Still, there are similarities between Dune II and the Lynch movie – and, indeed, Herbert’s novel. Both the film and book were the work of mavericks pursuing their own vision (Lynch would later complain about lacking final cut and grumble about the compromises he had to make for a big Hollywood production – but nobody could mistake his Dune for anything other than a Lynch feature.) The same could be said of Dune II, which came about when Las Vegas game developer Westwood Studios was asked by its parent company, Virgin Interactive, to design a game based on the franchise, with the company having acquired the license from Universal Pictures.
Dune II’s existence was, in itself, a miracle. The original idea had been for another Virgin subsidiary, French-based Cryo Interactive, to create a straightforward “point-and-click” adventure game. However, Westwood lead game producer Brett Sperry and his team were led to believe that plan had fallen through and that their Dune was the only one in development.
They set to work, intent on crafting a revolutionary strategy game. They later discovered Cryo Interactive had gone ahead with its game after all: hence Dune and the entirely unrelated Dune II: the Battle for Arrakis (released in some territories as Dune II: The Building of A Dynasty). By then, it was too late: Westwood had sunk its teeth into the challenge and was not going to let go.
“It was an intellectual puzzle for me,” Sperry told the website The Digital Antiquarian. “How can we take this really small wargame category, bring in some fresh ideas, and make it a fun game that more gamers can play?”
If Cryo Interactive’s Dune won the short-term battle to get to the shelves first, Dune II, released in December 1992, was the victor in the longer term. Its combination of real-time arcade-style action and tactical planning was groundbreaking and caused a sensation.
“Violent, easy to play… one of the most absorbing games I’ve come across,” read a typically hyperbolic review in One Amiga magazine in 1993. Spurred by rave write-ups and word of mouth, the title shifted a quarter of a million copies in just four years and inspired Westwood to create its Command & Conquer series, which would, in turn, rack up sales of over 30 million.
Command & Conquer, for its part, was a major influence on the original 1994 Warcraft video game. And that, of course, would lead to the hugely influential World of Warcraft online universe – forerunner of modern multi-player blockbusters such as Fortnite, Overwatch and Diablo.
Go back far enough, and the seed of it all can be traced to Dune II, which is why the original MS-Dos PC edition is highly sought by collectors. “I think the popularity comes from the original PC version and primarily in the USA, which has driven up the value,” says Jason Moore of Retrogames UK. “The last copy we sold went for £250.”

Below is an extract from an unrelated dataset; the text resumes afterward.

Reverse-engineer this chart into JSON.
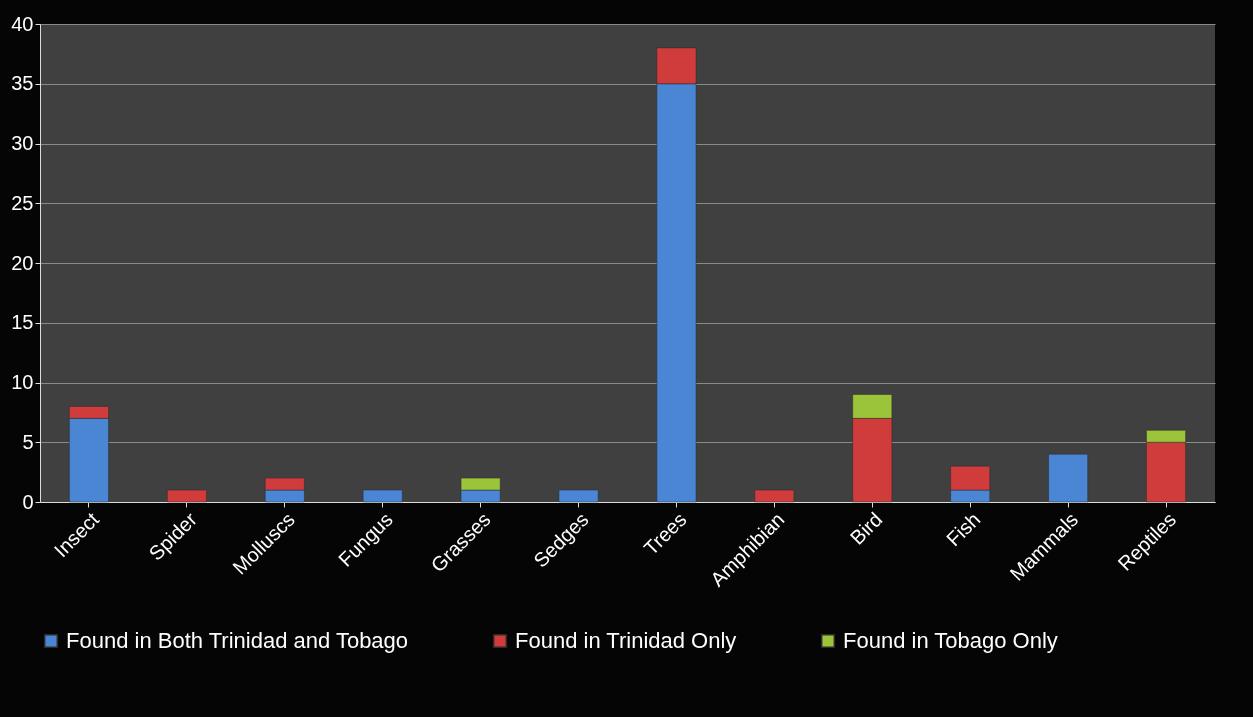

Dune II and its rich legacy are reminders that video games can have a deep and lasting impact. They are also a testament to the depth of Herbert’s book – which has also lived on in a classic board game, an acclaimed role-playing game, and several more recent video games. There is a Dune for all seasons: the new Villeneuve movie is but the latest part of that tradition.
“Frank wrote a deeply human story focusing on every level of the human experience – from microscopic introspection and individual self-control and growth all the way up to the macro topics of religion, politics and warfare,” says Gom Jabbar’s Leo Wiggins. “Frank’s universe… offers a metric tonne of entry points for adaptations and spinoffs. With the Herbert estate’s approval, one could make just about any genre of any product within Frank’s universe and have plenty of compelling material to work with.”
What a turnaround. Thirty years ago, Dune was in danger of slipping under the sand. Now, it is riding high. Hollywood deserves much of the credit for that transformation. But Dune II also played its part – taking a dying franchise and bringing it vividly, violently and thrillingly to life.